QUESTIONより:その投げ銭に見合う価値はある?「配信疲れ」は今後起きる課題


QUESTIONより

彩雨さんこんにちは。配信されている方にこんなことを聞くのもなんですが、聞いて頂きたく思います。 配信文化が盛んになりつつある世の中ではありますが、いろんなバンドやアーティストが好きな私には最近どれも追えなくなってきました。仕事は在宅ではありません。残業もあったりします。画面すら見るのが物理的に辛くなることもあります。見なければいいと言われればそれまでですが、話がついていけなくなったり、聞きたい情報や話を逃してしまうのも辛いです。 生活が元に戻っても、コロナ以前のようなライブができるようになっても、配信はなくならないと仰っていましたが以前より増えたままなのでしょうか?


なるほど、まぁたしかに好きなコンテンツですと、聞きたい情報や話を逃してしまうのは辛いですね。

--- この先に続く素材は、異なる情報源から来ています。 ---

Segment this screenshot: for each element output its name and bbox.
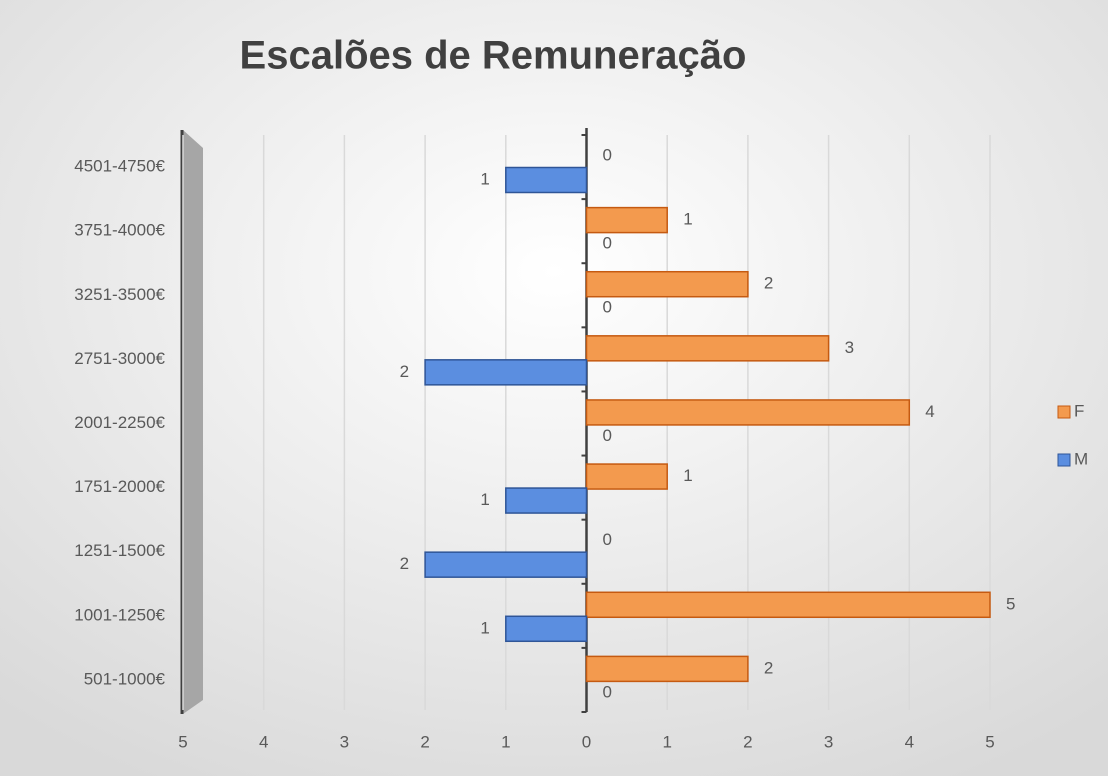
bar — [585, 463, 668, 490]
y-tick-label: 1251-1500€ — [74, 541, 165, 560]
data-label: 1 — [480, 169, 489, 188]
data-label: 2 — [400, 362, 409, 381]
data-label: 0 — [603, 234, 612, 253]
x-tick-label: 5 — [178, 732, 187, 751]
bar — [505, 166, 588, 194]
bar — [585, 270, 749, 298]
axis-wall — [183, 130, 203, 714]
y-tick-label: 501-1000€ — [84, 669, 166, 688]
bar — [505, 487, 588, 514]
data-label: 2 — [764, 274, 773, 293]
data-label: 4 — [925, 402, 934, 421]
bar — [424, 359, 588, 386]
x-tick-label: 4 — [905, 732, 914, 751]
legend-swatch — [1057, 405, 1071, 419]
data-label: 1 — [480, 490, 489, 509]
data-label: 0 — [603, 298, 612, 317]
data-label: 0 — [603, 145, 612, 164]
data-label: 0 — [603, 682, 612, 701]
bar — [585, 591, 991, 619]
data-label: 0 — [603, 530, 612, 549]
x-tick-label: 1 — [501, 732, 510, 751]
y-tick-label: 1001-1250€ — [74, 605, 165, 624]
data-label: 2 — [764, 658, 773, 677]
y-tick-label: 4501-4750€ — [74, 157, 165, 176]
x-tick-label: 0 — [582, 732, 591, 751]
data-label: 0 — [603, 426, 612, 445]
data-label: 5 — [1006, 594, 1015, 613]
y-tick-label: 2751-3000€ — [74, 349, 165, 368]
legend-swatch — [1057, 453, 1071, 467]
x-tick-label: 2 — [420, 732, 429, 751]
x-tick-label: 3 — [824, 732, 833, 751]
x-tick-label: 2 — [743, 732, 752, 751]
y-tick-label: 1751-2000€ — [74, 477, 165, 496]
x-tick-label: 3 — [340, 732, 349, 751]
legend-label: F — [1074, 401, 1084, 420]
y-tick-label: 3251-3500€ — [74, 285, 165, 304]
data-label: 1 — [480, 618, 489, 637]
y-tick-label: 2001-2250€ — [74, 413, 165, 432]
data-label: 1 — [683, 210, 692, 229]
x-tick-label: 5 — [985, 732, 994, 751]
bar — [424, 551, 588, 578]
x-tick-label: 1 — [662, 732, 671, 751]
y-tick-label: 3751-4000€ — [74, 221, 165, 240]
bar — [585, 655, 749, 683]
data-label: 1 — [683, 466, 692, 485]
bar — [505, 615, 588, 643]
legend-label: M — [1074, 449, 1088, 468]
data-label: 2 — [400, 554, 409, 573]
chart-title: Escalões de Remuneração — [240, 34, 747, 78]
bar — [585, 399, 911, 426]
data-label: 3 — [845, 338, 854, 357]
x-tick-label: 4 — [259, 732, 268, 751]
bar — [585, 206, 668, 234]
bar — [585, 335, 830, 362]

とはいえ、いつやるのかわからない配信のために夜にいつくるかと通知を待ち続けるのも、仕事中であったりするのも、辛いですよね。

コロナは多くの生活を変えましたが、その中でどういったストレスがあるか、どういった戸惑いがあるかというのは、すべて次の時代へつながる大事な資料であり、教科書のようなものです。

質問者さんのその戸惑いは、必ず次世代の文化発展のために活かされ、次のライフスタイルを想像するヒントになります。

配信はなくならない

配信といっても、いろいろなものがあります。

コンサートやスポーツの中継のようなものもありますし、突発的にSNSを通じて気軽にやる配信もあります。無料のものやら有料のもの、アーカイブも残るものもあれば残らないものもあります。

それぞれ微妙に考え方も違うのでひとくくりにするのは難しいですが、個人的な予想としてはどの分野の配信もなくなりはしないと思っています。インターネット放送のメリットは、放送枠がなくても生中継ができるということです。テレビ放送、衛星放送だけでは、同時刻に行うスポーツをすべて中継などできませんし、マイナースポーツや学生スポーツなどがそういったテレビ放送ではなかなか行うことはできませんでした。しかし、インターネットがそれを可能にしています。

インターネットはこういった配信、放送と非常に相性のいいものなのです。

また、00年代あたりまではこういった生放送をするということにはすさまじい技術と機材が必要でしたが、2020年代ともなればもっと気楽に行うことができます。それこそ多くのバンドマンがなぜ自宅で配信できるかというと、その参入へのハードルがこの20年でぐっと下がっているからです。その理由には通信速度の改善、スマホなどの登場も挙げられますが、やはりここでもインターネットありきのものです。

ネットメディアも90年代は文字情報がメインでしたが、その後は画像、音声、動画と通信環境に合わせその主戦場も変わっていきます。動画まできたら次はなにがあるかというと、生配信です。

コロナのあるなしにかかわらず、世の中が生配信へと傾倒していく流れは変わりません。今回のコロナでちょっとスピード感が上がっただけの話なのかもしれません。

投げ銭に見合う価値

とはいいながらも、おそらく質問者さんの戸惑いや疲れはコンテンツ過多によるものでしょう。まさに「配信疲れ」と言えるかもしれません。

疲れるなら見なきゃいい、というのは考え方としては一つあるかもしれませんが、抜本的な解決にはなりません。

質問者さんがどなたの配信をご覧になられているかわかりませんが、あんまり話が面白くないのではありませんか。でもその方が好きなので、いつでてくるかわからない重要な情報を待たないといけない感じになってるのではないでしょうか。

配信というのは、相手の時間を奪うものです。配信者は視聴者の時間を奪う代わりに、何を提供できるのか、このギブアンドテイクが重要だと思っています。

配信疲れは、今後は配信を見る側だけではなく、やる側にもでてきます。しかしやる側にとってはいわゆる「投げ銭」をもらえるメリットがありますので、配信疲れは先に見る側から起きてくるでしょう。

さらにあえてちょっと嫌な感じにいいますが、みなさん配信者を甘やかしすぎではないでしょうか。その投げ銭に見合う価値を本当にみなさんに提供していますか。

とはいいながらも、自分もおかげさまでいわゆる「投げ銭」をいただいています。本当にありがとうございます。これからもそれに見合う価値のある情報をしっかりと共有させていただきと思っています。